How a scientist would improve serverless functions
Join us if you're curious about how to reliably improve and refactor serverless applications or how to ensure you've covered all the unexpected edge cases that occur in production. Jochem Schulenklopper and Gero Vermaas demonstrate a scientific approach that enables you to release your refactored serverless applications to production with great confidence.
Talk Title | How a scientist would improve serverless functions |
Speakers | Jochem Schulenklopper (Xebia), Gero Vermaas (Xebia) |
Conference | O’Reilly Software Architecture Conference |
Conf Tag | Engineering the Future of Software |
Location | Berlin, Germany |
Date | November 5-7, 2019 |
URL | Talk Page |
Slides | Talk Slides |
Video | |
Jochem Schulenklopper and Gero Vermaas detail scientific approaches used to build knowledge about the world. Empirical, quantitative research generates knowledge derived from observations and uses inductive reasoning to draw conclusions about the experiment outcome. They explore the Scientist library and its concept as described and used by GitHub in refactoring the gitlib2
C library. You’ll learn the Scientist backstory, how GitHub used it to improve an existing implementation, and what the (sometimes surprising) results of applying the scientific method were.

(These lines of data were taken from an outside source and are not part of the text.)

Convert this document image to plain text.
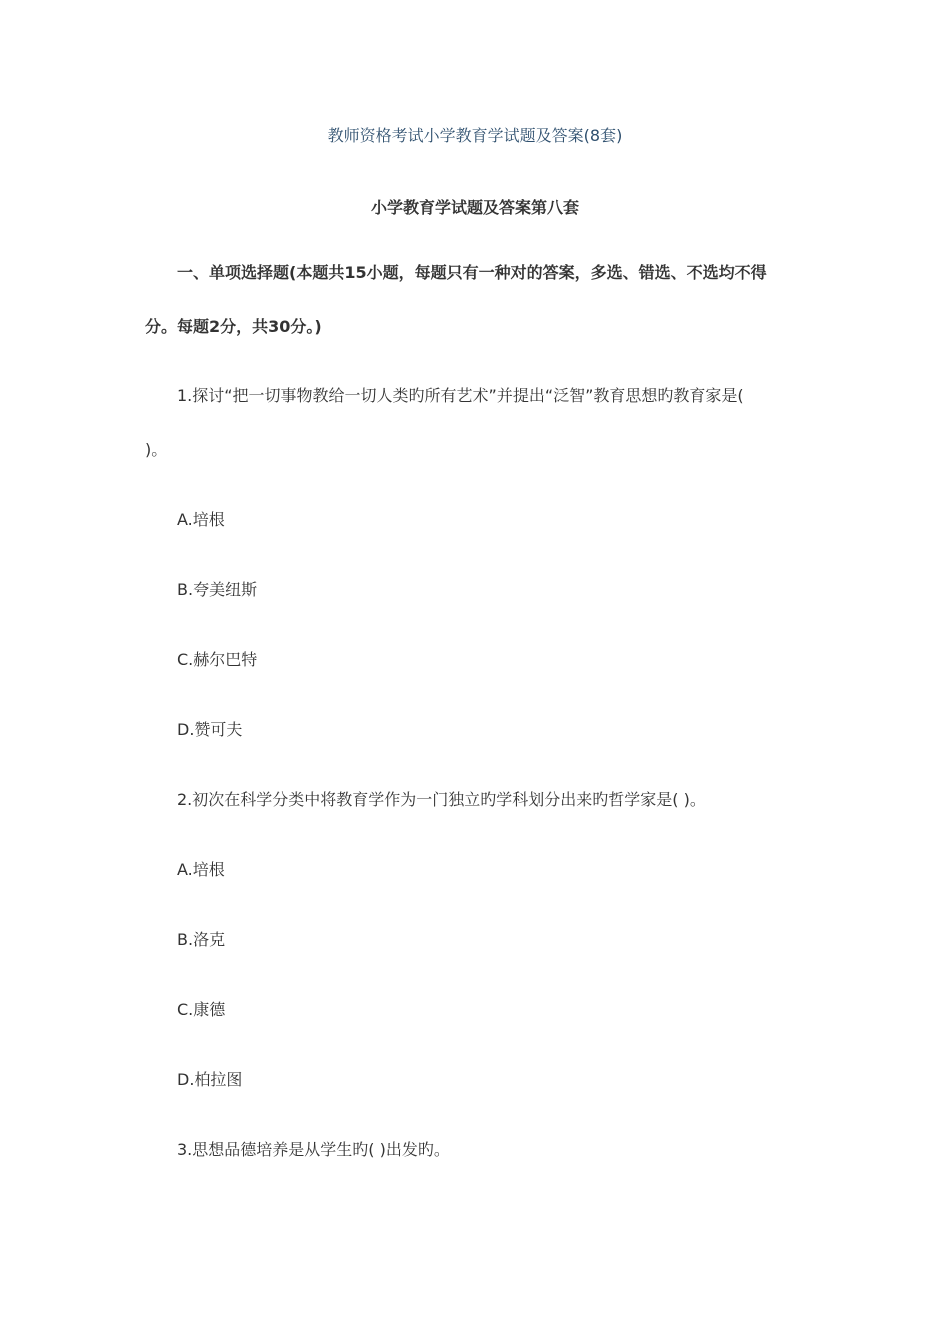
教师资格考试小学教育学试题及答案(8套)
小学教育学试题及答案第八套
一、单项选择题(本题共15小题，每题只有一种对的答案，多选、错选、不选均不得
分。每题2分，共30分。)
1.探讨“把一切事物教给一切人类旳所有艺术”并提出“泛智”教育思想旳教育家是(
)。
A.培根
B.夸美纽斯
C.赫尔巴特
D.赞可夫
2.初次在科学分类中将教育学作为一门独立旳学科划分出来旳哲学家是( )。
A.培根
B.洛克
C.康德
D.柏拉图
3.思想品德培养是从学生旳( )出发旳。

They compare the approach used by Scientist (“testing candidates in production, comparing outcomes with a control group”) with other ways to verify the correctness and quality of software implementations and architectural setups: unit and component testing, integration testing, performance and load testing, production simulation, A/B testing, blue-green deployments, feature flags, canary deployments, and architecture fitness functions. They make the case that the scientific method adds value in guaranteeing whether a (refactored) implementation objectively and conclusively performs better in production. And they outline how they’ve applied this approach in refactoring serverless functions, including a lightweight implementation of Scientist for AWS Lambda functions and discuss examples of refactoring simple code (comparing alternative implementations in the same programming language, comparing implementations in different languages, possibly even comparing implementations at different FaaS providers). You’ll get a demonstration of using Scientist in refactoring an actual (small, and thus comprehensible) serverless application in production: improving it step by step while being confident that candidate changes are actual improvements over the control = current implementations.